## Amazon Interview Question

Software Engineer / Developers**Country:**India

This looks like a clustering problem except that we need to find just one cluster of k closest elements rather than finding clusters for all elements (i.e., k-means clustering which is NP-hard). We can have an O(n^2 lgn) solution where for each point we compute its distance from other points. For each point, we have a list of n distances. We can sort each list in O(nlgn) and find k-1 smallest element and compare the sum of distances of these points with the already calculated minimum sum of distances and replace if needed.

Total time complexity = n * (O(n) + O(nlgn)) = O(n^2 lgn).

We can use the order statistics method to find k-1 smallest elements in each list, which makes the algorithm O(n^2).

This won't work. You are considering distance from a point to other k-1 points only for minimization rather you should minimize sum of pairwise distance.

e.g. When we find closest triplet of points then it means we have to find a triangle from set of points which has minimum perimeter i.e. we minimize AB+BC+CA not AB+BC.

That's a great point Cerberuz, and might make the problem more challenging. There could be two interpretations possible from the problem statement.

1. Find k closest points such that sum of distance among all the points is minimized.

2. Find a circle with smallest diameter that can contain k points (k closest points in as small space as possible).

I think the problem statement hints towards the second interpretation, so we need to find k elements such that the max distance between any two points is minimized (smallest diameter). However, even if we consider the second case, things are not easy. Minimizing the sum of distances of k-1 points from the center (kth point) does not ensure minimizing the diameter of the circle (which my earlier post assumed).
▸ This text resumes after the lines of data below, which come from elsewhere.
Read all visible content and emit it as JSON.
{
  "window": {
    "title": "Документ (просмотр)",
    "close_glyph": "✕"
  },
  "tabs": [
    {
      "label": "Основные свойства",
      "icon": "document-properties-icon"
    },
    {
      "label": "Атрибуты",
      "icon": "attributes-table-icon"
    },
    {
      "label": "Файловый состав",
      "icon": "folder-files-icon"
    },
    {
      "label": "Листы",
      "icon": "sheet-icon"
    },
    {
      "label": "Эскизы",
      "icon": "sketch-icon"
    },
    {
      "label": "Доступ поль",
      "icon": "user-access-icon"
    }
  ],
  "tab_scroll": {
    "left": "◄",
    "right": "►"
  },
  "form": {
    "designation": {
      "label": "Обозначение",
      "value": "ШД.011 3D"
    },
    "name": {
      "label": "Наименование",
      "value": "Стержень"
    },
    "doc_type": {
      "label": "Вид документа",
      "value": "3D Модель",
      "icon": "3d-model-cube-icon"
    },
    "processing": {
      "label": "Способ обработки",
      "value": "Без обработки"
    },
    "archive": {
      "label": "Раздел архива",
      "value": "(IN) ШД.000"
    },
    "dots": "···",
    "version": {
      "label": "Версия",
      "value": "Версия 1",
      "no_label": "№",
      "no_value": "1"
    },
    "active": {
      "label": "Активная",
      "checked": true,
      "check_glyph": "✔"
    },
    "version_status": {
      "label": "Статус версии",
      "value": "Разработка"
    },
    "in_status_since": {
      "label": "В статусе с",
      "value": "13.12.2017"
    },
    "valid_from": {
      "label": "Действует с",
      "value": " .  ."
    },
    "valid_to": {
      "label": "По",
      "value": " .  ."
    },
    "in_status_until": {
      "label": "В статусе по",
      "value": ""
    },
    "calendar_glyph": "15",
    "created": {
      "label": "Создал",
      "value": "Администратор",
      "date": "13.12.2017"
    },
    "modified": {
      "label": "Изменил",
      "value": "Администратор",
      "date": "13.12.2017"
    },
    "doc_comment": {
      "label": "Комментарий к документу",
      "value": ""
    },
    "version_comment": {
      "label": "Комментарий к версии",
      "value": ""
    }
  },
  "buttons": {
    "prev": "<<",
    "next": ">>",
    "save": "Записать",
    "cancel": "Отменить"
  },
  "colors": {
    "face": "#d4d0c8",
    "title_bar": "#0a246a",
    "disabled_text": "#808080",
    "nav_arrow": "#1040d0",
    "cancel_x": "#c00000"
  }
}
The diameter represents the maximum distance between any two points in the sub-cluster. Let us see how can we minimize the diameter :

(i) Initially maintain an NxN matrix and compute distances of all points from each other O(n^2).
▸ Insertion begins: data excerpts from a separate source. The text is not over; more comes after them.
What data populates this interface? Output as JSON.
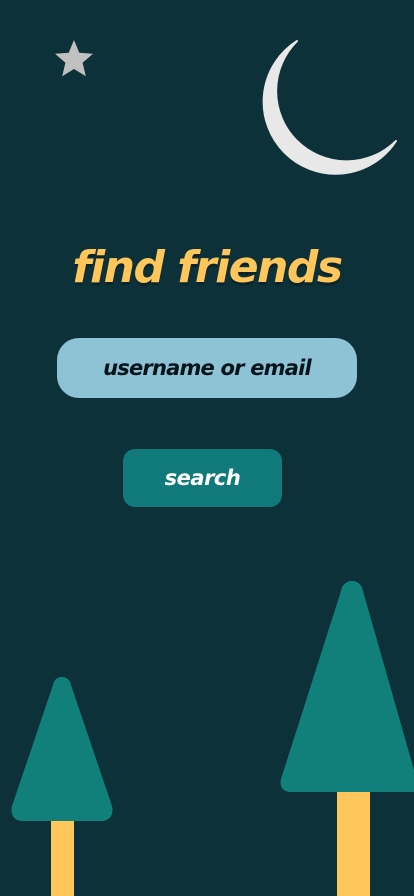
{
  "page": {
    "title": "find friends"
  },
  "search": {
    "placeholder": "username or email",
    "button_label": "search"
  },
  "decorations": {
    "icons": [
      "star-icon",
      "moon-icon",
      "tree-icon"
    ]
  },
  "colors": {
    "background": "#0c3138",
    "title": "#ffc65c",
    "input_bg": "#8dc3d5",
    "button_bg": "#10797a",
    "tree_top": "#11807b",
    "tree_trunk": "#ffc65c",
    "moon": "#e8e8e8",
    "star": "#c0c0c0"
  }
}
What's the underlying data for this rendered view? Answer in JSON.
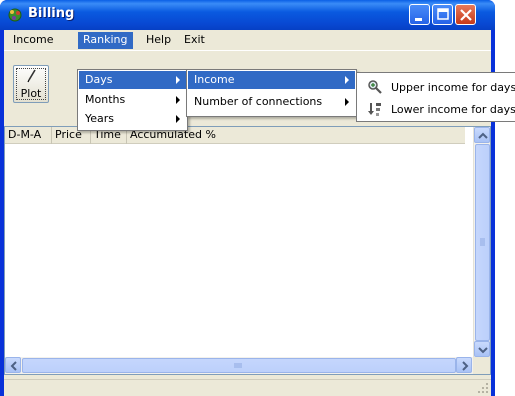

(ii) Take a point p1 and find k-1 closest elements to p1.O(n)

(iii) Maintain a heap of distances of all k points with each other. Build heap - O(k^2) time, O(k^2) space. Also find Sk for k points which is the sum of distances from the rest of k-1 points.
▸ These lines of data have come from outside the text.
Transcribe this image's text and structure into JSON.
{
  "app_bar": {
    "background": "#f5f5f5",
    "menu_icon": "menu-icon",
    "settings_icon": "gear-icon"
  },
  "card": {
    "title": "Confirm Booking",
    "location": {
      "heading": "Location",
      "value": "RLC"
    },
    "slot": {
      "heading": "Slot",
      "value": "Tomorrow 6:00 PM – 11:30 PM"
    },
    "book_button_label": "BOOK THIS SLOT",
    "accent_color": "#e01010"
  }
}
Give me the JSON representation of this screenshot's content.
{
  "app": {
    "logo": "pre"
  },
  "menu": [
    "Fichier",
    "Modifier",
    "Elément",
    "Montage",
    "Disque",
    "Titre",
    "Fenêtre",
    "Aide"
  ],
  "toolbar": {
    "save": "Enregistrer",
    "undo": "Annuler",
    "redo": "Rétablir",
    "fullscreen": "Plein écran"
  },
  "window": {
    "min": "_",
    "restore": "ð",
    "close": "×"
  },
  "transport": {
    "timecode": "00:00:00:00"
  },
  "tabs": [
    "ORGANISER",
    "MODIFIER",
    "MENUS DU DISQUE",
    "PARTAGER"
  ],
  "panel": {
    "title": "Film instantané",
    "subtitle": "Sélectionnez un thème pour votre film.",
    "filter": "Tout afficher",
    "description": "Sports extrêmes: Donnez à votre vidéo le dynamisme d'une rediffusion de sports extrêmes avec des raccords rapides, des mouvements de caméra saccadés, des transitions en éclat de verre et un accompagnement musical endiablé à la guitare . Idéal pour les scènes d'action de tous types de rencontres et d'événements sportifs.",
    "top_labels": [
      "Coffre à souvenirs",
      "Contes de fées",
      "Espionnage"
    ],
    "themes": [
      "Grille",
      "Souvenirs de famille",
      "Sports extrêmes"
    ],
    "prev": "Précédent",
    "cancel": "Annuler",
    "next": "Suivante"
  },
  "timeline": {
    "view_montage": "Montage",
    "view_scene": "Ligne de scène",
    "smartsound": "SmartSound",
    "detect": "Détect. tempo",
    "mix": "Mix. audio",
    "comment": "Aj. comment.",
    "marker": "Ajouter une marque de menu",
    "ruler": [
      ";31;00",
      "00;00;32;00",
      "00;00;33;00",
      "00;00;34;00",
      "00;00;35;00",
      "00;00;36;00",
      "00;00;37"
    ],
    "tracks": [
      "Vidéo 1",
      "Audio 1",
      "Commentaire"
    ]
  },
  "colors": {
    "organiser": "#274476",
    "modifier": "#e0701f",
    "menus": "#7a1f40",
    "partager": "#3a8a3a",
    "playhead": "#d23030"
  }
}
(iv) Get the next point (k+1) and find its maximum distance from any of the k points. If this maximum is greater than the max Heap, ignore this point and move to the next one. Else remove that point of the max Heap distance (each distance has two points associated with it) whose Sk is larger. Now remove all k distances of that point from the heap, and insert new k distances in the heap. O(klgk + klgk) = O(klgk).

(v) Repeat point (iv) for the rest of the points.

Total time complexity = O(n^2) + O(k^2 + nklgk) = O(n^2).

-sort the points based on the distance between them and (0,0). Now start with two pointers: one = 0, and two = k; Compute the total distance between one and two , if its < min then store it in min. increment one and two , the new distance is D = previous_distance - distanceBetween(point[one-1], point[one]) + distanceBetween(point[two], point[two-1]); if distance < min store it in min and so on till two goes over the point.length.

Each time we store a new value in min we also store in 2 variables the values of "one" and "two" . At the end we return all the points betweeen one and two.

What is the meaning of k closest here ?

- Cerberuz January 08, 2013If its minimizing sum of pairwise distance then i think there is no polynomial time solution for this problem.